齐先德面无表情:“三息时间,谁没有动手,便按同党处理。”
许通则是不紧不慢的擦拭手掌中的鲜血,淡然的看着这一切。
“狗东西!!”
秦守诚站在院子里大声喝骂,此时他的面色极为难看:
“你若是此时悔改,还有得救!”
“聒噪。”
齐先德只是轻蔑的瞥了一眼秦守诚:“一会儿便收拾你。”
说完,他便将目光放在院中那些呆滞的官员上。
“一息了。”
……
“哒哒~”
这个时候,有一个官员颤颤巍巍的站出来,他看着齐先德深深的吸了一口气,指着屋中道:
“齐郡守,那屋中还有曾贼的家眷。

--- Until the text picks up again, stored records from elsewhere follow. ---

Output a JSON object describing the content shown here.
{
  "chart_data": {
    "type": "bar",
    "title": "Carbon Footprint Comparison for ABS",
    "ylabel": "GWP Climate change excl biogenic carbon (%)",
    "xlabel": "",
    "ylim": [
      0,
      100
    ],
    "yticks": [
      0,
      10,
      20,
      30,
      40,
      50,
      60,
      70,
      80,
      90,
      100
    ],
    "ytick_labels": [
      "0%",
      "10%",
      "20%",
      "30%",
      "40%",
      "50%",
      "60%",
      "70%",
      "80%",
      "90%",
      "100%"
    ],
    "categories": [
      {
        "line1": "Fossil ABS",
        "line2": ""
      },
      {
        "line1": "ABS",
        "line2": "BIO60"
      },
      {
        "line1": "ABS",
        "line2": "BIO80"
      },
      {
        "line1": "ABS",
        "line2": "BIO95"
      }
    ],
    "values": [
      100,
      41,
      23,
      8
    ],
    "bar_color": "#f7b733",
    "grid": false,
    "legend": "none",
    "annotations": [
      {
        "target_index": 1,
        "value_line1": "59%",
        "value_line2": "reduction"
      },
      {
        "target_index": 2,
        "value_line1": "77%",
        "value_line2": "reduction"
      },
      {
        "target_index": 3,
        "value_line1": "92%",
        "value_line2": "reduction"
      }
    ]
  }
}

”
“哦?”
齐先德听闻此言,面上闪过笑意,他轻轻的拍了拍那官员的肩膀点头道:
“本官觉得,你定然不是反贼!!”
……
屋中。
老爹的脸色已经难看至极。
听到“家眷”二字,他再忍不住,便要朝外而去。
忽然,他的身子顿住。
曾仕林转身看向曾安民,眼睛已有些发红,他急声道:
“从后门走,快!为父去拖延些时间。”
说着,他从胸口中掏出几张银票,不由分说的便塞入曾安民手中:
“回凤郡老家,今日为父若死,隐姓埋名前往江国!”
曾安民蓦的顿住。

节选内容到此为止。